The former site of Fort Blount
PHOTO: Brian Stansberry

For a brief phase of history, Fort Blount was pretty busy. In 1788, at least 60 families crossed the Cumberland River there on their way to Nashville–many of them leading livestock as they went.

In March 1796, French botanist Andre Michaux spent the night at Fort Blount and discovered a species of tree (previously unknown to Europeans) in the woods near the fort. Today we know this tree as the yellowwood.

In May 1797, Tennessee Governor John Sevier passed through Fort Blount.

King Louis Philippe of France (Franz Winterhalter painting)

Four days later, a Frenchman arrived on horseback. He said he and his companions had left Fort Southwest Point three days earlier and were on their way to Nashville. In broken English, he said they were hungry and willing to pay for food.

The visitors from far away were disappointed by the accommodations. According to their leader’s journal, they were fed “cornbread, a little milk and fatback of bear, salted and smoked, which we found impossible to swallow, hungry or no.”

This man, Louis Philippe, was the son of King Louis XVI of France (who had been executed in the French Revolution only four years earlier). Louis Philippe would later serve at the king of France from 1830 to 1848, and he often told people about his strange adventures in Tennessee.

You can see a model of Fort Blount at the Jackson County History Museum in Gainesboro.

Fort Blount was not there for long. Relations with the Cherokee improved after 1796 and the government withdrew soldiers from the area by early 1798. Since people grew to prefer other routes across the mountain (especially the Walton Road), people forgot about Fort Blount and the Williamsburg community around it. Eventually the fort vanished and people forgot where it had been!

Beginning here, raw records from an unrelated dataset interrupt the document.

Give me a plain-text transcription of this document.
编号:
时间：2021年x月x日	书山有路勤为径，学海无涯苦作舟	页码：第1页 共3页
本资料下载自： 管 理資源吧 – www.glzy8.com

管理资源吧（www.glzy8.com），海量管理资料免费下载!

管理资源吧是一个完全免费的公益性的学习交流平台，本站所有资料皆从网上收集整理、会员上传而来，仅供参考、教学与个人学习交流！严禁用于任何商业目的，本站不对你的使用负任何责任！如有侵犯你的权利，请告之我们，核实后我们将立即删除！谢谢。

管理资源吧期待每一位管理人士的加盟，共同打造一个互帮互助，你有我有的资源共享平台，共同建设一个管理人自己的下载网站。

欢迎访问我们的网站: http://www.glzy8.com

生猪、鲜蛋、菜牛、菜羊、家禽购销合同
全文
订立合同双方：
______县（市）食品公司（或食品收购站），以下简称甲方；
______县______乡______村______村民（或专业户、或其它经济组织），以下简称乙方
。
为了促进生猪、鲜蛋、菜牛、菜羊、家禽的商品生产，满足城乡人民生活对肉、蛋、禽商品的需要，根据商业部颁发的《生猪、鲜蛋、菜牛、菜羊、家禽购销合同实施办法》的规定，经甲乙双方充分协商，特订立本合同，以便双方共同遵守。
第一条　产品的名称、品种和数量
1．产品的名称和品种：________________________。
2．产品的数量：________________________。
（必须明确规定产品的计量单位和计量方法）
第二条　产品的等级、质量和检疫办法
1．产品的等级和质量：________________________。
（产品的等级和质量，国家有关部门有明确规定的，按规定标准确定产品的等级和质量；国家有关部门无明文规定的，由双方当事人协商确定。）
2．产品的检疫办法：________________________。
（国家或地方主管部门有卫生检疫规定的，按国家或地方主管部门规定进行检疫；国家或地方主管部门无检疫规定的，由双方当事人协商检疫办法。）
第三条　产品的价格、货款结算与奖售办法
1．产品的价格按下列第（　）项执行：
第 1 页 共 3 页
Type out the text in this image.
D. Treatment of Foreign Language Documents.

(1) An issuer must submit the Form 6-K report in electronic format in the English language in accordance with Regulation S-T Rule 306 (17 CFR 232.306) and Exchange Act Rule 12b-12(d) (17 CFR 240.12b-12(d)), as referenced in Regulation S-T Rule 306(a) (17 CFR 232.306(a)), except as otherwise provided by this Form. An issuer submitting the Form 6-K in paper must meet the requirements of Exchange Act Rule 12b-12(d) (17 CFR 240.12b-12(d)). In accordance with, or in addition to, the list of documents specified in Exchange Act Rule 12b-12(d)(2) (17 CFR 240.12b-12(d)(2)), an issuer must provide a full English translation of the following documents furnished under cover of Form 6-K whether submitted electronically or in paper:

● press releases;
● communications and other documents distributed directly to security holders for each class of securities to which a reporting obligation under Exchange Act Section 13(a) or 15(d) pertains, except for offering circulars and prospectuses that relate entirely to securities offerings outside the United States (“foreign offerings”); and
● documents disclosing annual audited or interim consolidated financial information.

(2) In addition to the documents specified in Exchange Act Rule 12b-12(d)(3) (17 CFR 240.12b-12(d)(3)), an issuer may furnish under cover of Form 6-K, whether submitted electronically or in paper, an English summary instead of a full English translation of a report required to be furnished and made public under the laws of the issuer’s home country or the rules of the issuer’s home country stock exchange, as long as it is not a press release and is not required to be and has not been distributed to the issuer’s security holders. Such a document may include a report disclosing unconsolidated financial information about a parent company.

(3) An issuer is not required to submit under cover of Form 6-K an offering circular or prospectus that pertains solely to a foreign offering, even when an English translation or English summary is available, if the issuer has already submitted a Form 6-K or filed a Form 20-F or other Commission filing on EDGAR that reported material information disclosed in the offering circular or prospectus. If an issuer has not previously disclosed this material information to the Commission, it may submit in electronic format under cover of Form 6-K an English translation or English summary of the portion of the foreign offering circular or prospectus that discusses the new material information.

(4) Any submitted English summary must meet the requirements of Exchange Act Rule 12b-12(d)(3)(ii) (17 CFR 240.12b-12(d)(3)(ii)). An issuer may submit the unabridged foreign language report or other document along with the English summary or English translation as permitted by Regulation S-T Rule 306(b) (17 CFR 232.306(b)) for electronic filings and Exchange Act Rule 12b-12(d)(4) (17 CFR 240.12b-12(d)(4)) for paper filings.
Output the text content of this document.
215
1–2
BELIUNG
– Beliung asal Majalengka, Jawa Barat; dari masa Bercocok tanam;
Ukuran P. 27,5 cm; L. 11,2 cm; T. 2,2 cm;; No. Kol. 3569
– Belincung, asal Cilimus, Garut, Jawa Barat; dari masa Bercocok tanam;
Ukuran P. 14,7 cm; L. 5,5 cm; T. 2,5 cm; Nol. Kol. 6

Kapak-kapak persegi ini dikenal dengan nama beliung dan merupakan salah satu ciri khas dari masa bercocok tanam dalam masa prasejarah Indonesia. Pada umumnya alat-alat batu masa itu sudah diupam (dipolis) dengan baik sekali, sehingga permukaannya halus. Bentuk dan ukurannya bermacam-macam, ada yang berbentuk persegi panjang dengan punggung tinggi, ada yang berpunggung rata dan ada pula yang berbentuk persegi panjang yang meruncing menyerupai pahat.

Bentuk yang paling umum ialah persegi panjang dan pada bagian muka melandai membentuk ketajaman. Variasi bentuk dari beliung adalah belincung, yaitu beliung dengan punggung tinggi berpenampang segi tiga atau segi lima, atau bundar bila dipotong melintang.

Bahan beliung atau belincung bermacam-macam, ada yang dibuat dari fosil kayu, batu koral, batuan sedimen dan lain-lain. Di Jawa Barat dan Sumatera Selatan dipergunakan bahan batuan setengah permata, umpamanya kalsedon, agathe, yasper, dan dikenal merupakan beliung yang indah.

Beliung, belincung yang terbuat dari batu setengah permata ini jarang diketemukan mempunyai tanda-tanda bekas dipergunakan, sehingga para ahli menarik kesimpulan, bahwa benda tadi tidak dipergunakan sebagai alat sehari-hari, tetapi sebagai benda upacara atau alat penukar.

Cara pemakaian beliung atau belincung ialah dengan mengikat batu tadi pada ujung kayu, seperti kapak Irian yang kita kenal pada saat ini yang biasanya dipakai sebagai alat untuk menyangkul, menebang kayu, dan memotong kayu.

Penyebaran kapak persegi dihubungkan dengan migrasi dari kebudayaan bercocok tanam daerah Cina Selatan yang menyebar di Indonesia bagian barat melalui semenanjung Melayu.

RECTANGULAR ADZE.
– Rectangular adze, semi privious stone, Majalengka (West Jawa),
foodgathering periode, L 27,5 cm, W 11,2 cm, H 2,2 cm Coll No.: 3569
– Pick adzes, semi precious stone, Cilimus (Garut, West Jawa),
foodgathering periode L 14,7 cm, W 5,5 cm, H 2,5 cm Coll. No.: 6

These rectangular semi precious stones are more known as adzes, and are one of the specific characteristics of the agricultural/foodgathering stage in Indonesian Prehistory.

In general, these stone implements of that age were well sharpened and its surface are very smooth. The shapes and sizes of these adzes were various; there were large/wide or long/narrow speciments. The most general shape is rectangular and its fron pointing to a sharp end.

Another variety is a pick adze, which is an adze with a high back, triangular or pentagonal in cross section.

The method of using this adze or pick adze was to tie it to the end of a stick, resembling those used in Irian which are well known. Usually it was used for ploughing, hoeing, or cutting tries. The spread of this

In the 1980s, the Tennessee Division of Archaeology found the remains of Fort Blount, using old maps, documents and first-person accounts. Archaeologist led by Samuel Smith found evidence of several structures, thousands of piece of kitchen artifacts, 495 piece of kitchenware, 38 musket balls, nine belt buckles and 181 buttons. They even found nine coins—one marked with the year 1781.

The black mark shown here, on Matthew Rhea’s 1832 map of Tennessee, shows the location of the original road across the plateau.

It sounds like a treasure trove. But we can only imagine the other things forgotten and buried along the abandoned road across the Cumberland Plateau.

To read some of these first-person accounts, we recommend the following book which you may be able to find in the local library: Early Travels in the Tennessee Country by Samuel Cole Williams (published in 1928, reprinted in 1972). For Louis Philippe’s account, see Diary of My Travels in America: Louis-Philippe, King of France (1830-1848).